We present a novel online depth map fusion approach that learns depth map aggregation in a latent feature space. While previous fusion methods use an explicit scene representation like signed distance functions (SDFs), we propose a learned feature representation for the fusion. The key idea is a separation between the scene representation used for the fusion and the output scene representation, via an additional translator network. Our neural network architecture consists of two main parts: a depth and feature fusion sub-network, which is followed by a translator sub-network to produce the final surface representation (e.g. TSDF) for visualization or other tasks. Our approach is an online process, handles high noise levels, and is particularly able to deal with gross outliers common for photometric stereo-based depth maps. Experiments on real and synthetic data demonstrate improved results compared to the state of the art, especially in challenging scenarios with large amounts of noise and outliers.
In this work, we propose a novel depth fusion pipeline that leverages a learned latent space to integrate noisy and outlier contaminated depth measurements.
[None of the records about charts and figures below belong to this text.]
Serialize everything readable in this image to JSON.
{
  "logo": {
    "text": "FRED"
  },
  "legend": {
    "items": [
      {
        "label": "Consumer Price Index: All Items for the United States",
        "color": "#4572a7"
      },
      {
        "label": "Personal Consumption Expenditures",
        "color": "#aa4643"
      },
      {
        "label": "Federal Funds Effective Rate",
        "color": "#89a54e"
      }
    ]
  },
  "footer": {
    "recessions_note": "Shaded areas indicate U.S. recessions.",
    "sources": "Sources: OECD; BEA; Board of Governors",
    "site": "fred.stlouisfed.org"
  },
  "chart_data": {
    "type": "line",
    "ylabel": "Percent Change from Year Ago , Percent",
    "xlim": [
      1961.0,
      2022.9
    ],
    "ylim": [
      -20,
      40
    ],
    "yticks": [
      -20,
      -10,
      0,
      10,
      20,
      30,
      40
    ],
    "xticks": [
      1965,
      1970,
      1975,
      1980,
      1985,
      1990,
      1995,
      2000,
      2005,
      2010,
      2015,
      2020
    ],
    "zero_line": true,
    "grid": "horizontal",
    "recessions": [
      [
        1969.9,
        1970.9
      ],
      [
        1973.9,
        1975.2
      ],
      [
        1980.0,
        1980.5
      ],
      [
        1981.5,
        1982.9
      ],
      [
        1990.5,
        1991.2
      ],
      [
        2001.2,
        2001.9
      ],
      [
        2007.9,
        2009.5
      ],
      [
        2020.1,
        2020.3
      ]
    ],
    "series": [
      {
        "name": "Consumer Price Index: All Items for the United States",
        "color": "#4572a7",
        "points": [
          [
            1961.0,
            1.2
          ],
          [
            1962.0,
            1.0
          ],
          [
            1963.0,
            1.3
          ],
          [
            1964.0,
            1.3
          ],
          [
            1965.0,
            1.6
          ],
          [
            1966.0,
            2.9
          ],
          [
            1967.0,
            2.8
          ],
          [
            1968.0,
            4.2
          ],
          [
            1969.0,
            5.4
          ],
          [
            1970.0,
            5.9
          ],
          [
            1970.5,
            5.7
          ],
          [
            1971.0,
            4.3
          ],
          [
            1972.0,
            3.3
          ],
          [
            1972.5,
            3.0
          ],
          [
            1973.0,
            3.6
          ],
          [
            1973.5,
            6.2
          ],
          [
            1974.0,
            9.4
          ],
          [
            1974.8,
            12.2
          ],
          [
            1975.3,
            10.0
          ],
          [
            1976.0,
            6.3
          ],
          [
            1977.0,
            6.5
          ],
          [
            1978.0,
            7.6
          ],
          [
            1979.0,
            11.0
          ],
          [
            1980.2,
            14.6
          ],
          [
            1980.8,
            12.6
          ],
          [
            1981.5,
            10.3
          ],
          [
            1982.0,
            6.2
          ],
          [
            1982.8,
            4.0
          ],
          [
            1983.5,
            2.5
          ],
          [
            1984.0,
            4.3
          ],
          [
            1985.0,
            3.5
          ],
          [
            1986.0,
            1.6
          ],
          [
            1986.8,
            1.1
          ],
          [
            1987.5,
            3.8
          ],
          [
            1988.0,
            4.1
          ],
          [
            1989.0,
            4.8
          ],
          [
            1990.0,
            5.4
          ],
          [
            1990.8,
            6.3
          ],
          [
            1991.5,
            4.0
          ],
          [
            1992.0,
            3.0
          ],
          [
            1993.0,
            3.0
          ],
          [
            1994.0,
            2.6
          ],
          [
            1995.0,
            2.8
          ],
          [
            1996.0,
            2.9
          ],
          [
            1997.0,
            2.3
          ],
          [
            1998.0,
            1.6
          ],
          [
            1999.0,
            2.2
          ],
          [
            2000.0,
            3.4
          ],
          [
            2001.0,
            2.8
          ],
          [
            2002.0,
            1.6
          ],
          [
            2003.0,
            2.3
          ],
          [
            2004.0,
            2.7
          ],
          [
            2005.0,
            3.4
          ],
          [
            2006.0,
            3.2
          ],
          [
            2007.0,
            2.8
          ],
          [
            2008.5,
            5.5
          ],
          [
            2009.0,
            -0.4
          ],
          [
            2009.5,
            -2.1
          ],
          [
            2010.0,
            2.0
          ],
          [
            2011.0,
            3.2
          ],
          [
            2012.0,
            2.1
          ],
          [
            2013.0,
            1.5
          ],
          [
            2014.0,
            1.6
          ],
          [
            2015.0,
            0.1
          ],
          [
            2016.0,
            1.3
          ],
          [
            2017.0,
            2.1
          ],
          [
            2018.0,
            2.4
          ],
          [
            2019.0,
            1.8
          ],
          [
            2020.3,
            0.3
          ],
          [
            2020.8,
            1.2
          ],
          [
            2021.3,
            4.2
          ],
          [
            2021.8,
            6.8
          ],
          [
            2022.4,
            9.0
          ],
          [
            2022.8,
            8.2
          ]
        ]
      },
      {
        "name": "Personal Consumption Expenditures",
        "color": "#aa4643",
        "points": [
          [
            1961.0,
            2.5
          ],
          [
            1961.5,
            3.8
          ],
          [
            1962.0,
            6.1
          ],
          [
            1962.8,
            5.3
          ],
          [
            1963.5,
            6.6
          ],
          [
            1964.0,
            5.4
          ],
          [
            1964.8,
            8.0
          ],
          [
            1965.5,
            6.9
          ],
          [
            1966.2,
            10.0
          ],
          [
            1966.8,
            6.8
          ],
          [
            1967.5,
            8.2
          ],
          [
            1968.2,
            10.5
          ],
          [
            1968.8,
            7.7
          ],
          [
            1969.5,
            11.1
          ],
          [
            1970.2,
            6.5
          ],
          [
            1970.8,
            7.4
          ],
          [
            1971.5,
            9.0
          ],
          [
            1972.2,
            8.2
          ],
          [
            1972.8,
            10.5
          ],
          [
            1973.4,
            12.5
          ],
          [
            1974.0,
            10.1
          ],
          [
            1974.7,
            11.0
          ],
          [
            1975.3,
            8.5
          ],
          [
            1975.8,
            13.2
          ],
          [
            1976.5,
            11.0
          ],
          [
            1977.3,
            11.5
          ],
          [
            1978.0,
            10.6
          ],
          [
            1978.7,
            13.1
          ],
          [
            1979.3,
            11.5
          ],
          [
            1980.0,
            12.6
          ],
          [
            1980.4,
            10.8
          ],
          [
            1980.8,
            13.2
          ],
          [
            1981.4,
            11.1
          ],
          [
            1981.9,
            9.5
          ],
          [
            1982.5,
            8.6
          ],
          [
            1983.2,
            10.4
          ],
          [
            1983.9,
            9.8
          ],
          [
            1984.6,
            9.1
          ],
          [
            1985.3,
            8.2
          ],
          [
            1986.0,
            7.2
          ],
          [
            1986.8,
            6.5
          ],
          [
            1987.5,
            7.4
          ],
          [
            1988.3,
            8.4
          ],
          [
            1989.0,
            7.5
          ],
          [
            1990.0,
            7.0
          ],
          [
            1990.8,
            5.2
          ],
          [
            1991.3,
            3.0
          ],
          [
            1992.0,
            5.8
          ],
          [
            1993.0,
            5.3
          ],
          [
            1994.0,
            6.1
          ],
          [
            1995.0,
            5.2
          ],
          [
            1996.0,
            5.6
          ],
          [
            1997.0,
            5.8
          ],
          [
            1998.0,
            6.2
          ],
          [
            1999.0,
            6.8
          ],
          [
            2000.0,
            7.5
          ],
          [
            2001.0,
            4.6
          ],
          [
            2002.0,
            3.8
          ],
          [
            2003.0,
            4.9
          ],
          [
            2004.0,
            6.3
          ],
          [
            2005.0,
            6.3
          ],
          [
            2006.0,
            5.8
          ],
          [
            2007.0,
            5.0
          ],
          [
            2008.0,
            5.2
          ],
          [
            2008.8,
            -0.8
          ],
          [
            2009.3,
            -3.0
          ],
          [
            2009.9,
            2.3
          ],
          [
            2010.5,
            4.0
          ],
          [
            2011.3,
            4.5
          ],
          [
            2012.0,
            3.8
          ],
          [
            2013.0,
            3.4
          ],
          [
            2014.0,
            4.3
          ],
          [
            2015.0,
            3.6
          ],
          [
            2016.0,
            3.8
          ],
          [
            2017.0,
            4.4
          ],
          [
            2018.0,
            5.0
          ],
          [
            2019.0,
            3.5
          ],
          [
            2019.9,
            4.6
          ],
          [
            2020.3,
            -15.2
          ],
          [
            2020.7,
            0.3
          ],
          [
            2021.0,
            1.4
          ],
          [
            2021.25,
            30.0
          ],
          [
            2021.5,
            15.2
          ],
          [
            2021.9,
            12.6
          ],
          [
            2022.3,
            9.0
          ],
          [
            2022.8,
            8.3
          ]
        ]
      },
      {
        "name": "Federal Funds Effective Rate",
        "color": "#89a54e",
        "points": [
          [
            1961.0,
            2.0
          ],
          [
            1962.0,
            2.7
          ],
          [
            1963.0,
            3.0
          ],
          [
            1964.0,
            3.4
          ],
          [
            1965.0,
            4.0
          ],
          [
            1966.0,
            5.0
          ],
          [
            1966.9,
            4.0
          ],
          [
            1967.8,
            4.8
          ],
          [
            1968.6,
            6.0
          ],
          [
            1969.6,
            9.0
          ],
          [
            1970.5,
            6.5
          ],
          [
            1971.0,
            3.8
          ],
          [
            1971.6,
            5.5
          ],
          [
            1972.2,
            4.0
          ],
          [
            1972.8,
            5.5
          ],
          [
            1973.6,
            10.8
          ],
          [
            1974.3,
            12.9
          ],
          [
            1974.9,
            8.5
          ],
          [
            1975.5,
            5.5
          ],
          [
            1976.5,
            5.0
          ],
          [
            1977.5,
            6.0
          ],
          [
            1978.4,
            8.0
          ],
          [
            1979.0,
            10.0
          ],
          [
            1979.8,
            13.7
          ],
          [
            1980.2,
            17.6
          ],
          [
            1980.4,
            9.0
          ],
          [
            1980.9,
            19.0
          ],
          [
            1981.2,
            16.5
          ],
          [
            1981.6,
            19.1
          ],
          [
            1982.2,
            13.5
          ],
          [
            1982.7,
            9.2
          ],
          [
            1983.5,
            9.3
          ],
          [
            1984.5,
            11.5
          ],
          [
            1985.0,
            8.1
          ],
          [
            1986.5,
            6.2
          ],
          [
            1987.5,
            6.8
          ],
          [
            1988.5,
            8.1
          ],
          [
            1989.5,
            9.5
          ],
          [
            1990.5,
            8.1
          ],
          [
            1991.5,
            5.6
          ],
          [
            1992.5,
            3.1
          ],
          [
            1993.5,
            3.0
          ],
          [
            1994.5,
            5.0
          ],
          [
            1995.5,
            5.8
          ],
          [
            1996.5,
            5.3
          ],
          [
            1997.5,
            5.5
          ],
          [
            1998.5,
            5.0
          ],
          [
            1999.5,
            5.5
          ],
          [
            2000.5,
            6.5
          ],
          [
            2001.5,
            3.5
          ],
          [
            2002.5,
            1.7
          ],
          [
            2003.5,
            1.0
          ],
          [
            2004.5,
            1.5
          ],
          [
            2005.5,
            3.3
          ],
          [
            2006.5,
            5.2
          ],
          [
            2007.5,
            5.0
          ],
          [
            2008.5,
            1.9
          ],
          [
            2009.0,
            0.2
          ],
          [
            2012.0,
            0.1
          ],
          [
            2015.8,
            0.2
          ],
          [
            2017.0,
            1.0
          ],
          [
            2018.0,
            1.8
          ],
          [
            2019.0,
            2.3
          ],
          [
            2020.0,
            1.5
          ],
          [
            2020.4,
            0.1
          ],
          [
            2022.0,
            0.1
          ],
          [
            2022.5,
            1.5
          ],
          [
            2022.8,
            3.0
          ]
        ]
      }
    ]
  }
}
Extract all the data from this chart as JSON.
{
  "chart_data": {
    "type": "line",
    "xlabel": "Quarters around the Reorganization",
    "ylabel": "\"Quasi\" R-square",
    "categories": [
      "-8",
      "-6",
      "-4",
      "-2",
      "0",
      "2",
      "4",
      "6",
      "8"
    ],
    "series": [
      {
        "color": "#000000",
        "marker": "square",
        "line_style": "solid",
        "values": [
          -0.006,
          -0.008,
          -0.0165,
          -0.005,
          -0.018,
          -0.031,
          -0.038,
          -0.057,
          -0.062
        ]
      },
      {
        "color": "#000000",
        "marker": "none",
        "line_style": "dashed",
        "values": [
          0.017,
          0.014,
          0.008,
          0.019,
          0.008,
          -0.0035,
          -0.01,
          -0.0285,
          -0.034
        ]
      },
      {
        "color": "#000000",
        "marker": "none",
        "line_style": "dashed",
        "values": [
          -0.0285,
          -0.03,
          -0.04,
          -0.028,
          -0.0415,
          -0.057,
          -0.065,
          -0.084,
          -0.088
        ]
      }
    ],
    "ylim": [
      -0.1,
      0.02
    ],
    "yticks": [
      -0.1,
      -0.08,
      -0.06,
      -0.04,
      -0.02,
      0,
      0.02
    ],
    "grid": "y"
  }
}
The proposed pipeline consists of four stages. Firstly, we extract the current state of the global scene representation into a local, view-aligned feature volume using the new depth measurement together with its camera parameters. This local feature volume is concatenated with the new depth map and passed through the fusion network. The fusion networks predicts feature updates in the local feature volume. These feature updates are integrated back into the global scene representation using the integration layer. As the scene representation is not interpretable, we propose the usage of a translator network that translates the features into human-readable output such as TSDF values. From the translated TSDF grid, the mesh can be extracted using marching cubes.
We motivate the usage of a learned latent scene representation with the observation that it is hard for a neural network in a fusion pipeline to distinguish between an outlier and a first measurement of a new geometry. Therefore, do not use a learned filter in the fusion step to avoid unnecessary filtering and integrate all measurements into the learned scene representation. Instead, we let the translation network make the decision about outliers, noise, or true geometry from aggregated measurements in the latent feature space. As we can show in our experiments, this leads to more complete yet cleaner reconstructions.
We evaluate our method on synthetic ShapeNet and ModelNet data as well as real-world time-of-flight and multi-view stereo data. We compare our method to existing depth fusion as well as scene representation methods.
First, we evaluate our method on fusing noisy depth maps rendered from ShapeNet shapes and compare it to other baselines. We compare it not only to existing fusion methods but also to recent implicit scene representation methods. We can show that our method improves the accuracy of the reconstructed meshes, when fusing noisy depth maps.
We also investigate the accuracy of the reconstructed meshes using different fusion methods. In the table below, we visualize the meshes color-coded using the mesh accuracy of the different methods.
We show that our method reconstructs the meshes with higher accuracy as wells as further mitigate thickening artefacts that corrupt the result in TSDF Fusion and RoutedFusion.
Further, as learned end-to-end outlier filtering is one of the main goals of our pipeline, we evaluate the pipeline’s outlier filtering capabilities. Therefore, we contaminated depth maps rendered from ModelNet shapes with different amounts of outliers. We add 1%, 5%, and 10% of outliers. We can show in the table below that our method filters almost all outliers from the scene, while TSDF Fusion as well as RoutedFusion have troubles in reconstructing clean, outlier-free meshes.
We also evaluate our method on real-world data obtained from multi-view stereo methods and time-of-flight sensors.
Firstly, we compare the fusion performance of our method compared to existing methods on depth maps reconstructed with COLMAP. These depth maps are usually heavily contaminated with outliers. Therefore, a powerful outlier handling is crucial to obtain clean 3D reconstructions. We demonstrate this by fusing the depth maps using TSDF Fusion, RoutedFusion with its outlier filter heuristic, and our method that filters the outliers in a learned end-to-end fashion.
In the figure above, we can clearly show that our proposed end-to-end pipeline fusing the measurements into a learned latent space is superior in reconstructing clean meshes compared to the existing fusion and meshing methods.
Secondly, we fuse time-of-flight data taken from the Scene3D dataset. We also compare our method to the two other baselines. We can not only show that our method improves the accuracy but also would like to highlight the increased completeness due to our learned translation opposed to the handcrafted outlier filtering heuristics used in the other methods.
Finally, we would like to show the iterative fusion results of our pipeline in the animation below. You can see the iterative reconstruction of a Tanks and Temples scene.
We have presented a novel depth fusion pipeline that leverages a learned latent scene representation and can be trained in an end-to-end way. The latent scene representation is efficiently translated into human-readable output (TSDF values) to allow mesh extraction using the marching cubes algorithm. This translation allows to effectively filter outliers and denoise the reconstruction while improving the completeness of the mesh. Together with the powerful scene representation, the pipeline outperforms existing methods in reconstructing scenes from noisy and outlier contaminated depth maps.